Elle décroche son téléphone pour nous montrer qu’il est coupé depuis des mois.  » Tout contact avec les autres est impossible, car un simple échange de regards avec moi vaut interrogatoires et tracasseries à celui qui me l’accorde. Je suis une opposante, pas une dissidente. Je n’ai jamais adhéré à aucun parti. Mon combat n’est pas un combat politique, c’est un combat moral. C’est l’essence de l’homme qui est en train d’être détruite dans mon pays. C’est difficile de résister ici, chaque jour, dans cette solitude. Surtout qu’ils en veulent à ma famille, et en particulier à mon fils.

 » J’ai été radiée de l’Université, mon fils a été en prison. Son seul délit : le délit d’être fils. »

De quoi est coupable cette frêle femme au regard doux, au sourire indulgent ? De s’être adressée directement dans une lettre au président Ceausescu pour réclamer l’arrêt de la destruction des villages dans son pays.

Déambuler dans Bucarest est une épreuve qui donne le frisson. Impossible d’accrocher les regards des passants. Dans la rue, personne ne se parle, pas de cris d’enfants. Un sac en plastique à la main, les gens viennent grossir les queues interminables.

Soudain, un attroupement.

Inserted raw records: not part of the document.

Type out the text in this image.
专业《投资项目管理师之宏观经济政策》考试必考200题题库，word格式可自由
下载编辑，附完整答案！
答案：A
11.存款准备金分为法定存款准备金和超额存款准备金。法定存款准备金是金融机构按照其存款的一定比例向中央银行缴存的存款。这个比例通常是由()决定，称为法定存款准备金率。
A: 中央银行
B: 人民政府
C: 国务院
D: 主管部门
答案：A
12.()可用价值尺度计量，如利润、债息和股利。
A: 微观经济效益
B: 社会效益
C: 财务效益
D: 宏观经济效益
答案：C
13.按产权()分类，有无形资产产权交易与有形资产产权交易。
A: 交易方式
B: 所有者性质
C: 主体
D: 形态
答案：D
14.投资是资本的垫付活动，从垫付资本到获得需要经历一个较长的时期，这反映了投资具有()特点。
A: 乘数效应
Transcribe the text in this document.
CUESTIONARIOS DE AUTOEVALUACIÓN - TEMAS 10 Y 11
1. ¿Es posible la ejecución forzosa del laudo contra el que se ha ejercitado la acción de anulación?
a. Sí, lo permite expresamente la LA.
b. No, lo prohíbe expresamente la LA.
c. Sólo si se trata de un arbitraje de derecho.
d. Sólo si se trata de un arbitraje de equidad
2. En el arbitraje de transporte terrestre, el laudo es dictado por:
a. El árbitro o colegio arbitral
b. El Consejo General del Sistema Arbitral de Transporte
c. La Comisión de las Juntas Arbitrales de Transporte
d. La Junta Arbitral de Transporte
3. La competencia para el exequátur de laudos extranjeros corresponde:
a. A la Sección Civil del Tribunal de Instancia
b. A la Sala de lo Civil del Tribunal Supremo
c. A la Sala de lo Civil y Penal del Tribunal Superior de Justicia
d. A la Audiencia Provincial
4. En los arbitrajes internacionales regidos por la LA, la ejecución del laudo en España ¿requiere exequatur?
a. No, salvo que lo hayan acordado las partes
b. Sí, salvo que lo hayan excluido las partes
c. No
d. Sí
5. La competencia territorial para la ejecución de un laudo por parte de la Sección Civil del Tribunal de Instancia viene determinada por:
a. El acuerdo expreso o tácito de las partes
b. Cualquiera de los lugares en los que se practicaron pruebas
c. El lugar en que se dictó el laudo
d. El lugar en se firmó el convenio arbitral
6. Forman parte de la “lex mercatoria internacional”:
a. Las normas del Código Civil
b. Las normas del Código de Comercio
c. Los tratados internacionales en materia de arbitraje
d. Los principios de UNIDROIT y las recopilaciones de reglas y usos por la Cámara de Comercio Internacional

Une cinquantaine de personnes devant les vitrines de l’Aeroflot regardent les informations en provenance de Moscou : des photos de Gorbatchev avec Mitterrand, avec Kohl. Enfin une vitrine sans effigie du Conducator.

Nous cherchons à visiter un hôpital. On nous a appris que, si vous avez plus de soixante-dix ans, les ambulances ne vous transportent plus et que les parents ne peuvent voir leurs enfants hospitalisés qu’au travers de grilles en soudoyant le milicien.

A peine avons-nous franchi la porte de l’hôpital qu’un milicien en uniforme se précipite sur nous. Dans un français impeccable, il nous signifie que « l’hôpital n’est pas un objectif touristique ». D’ailleurs, il ne nous croit pas touristes et nous conseille vivement de regagner notre pays le plus rapidement possible.

Les amis que nous pourrions avoir en Roumanie ne sont pas non plus des « objectifs touristiques ». Ces menaces sont réitérées une demi-heure plus tard. Nous gagnons l’ambassade de France. C’est sous la protection de diplomates que nous serons emmenés à l’aéroport, suivis d’une meute de barbouzes du régime dans leurs Dacia banalisées. Face à Ceausescu, Staline suranné, une femme résiste, prisonnière dans sa propre maison. Ne l’abandonnons pas.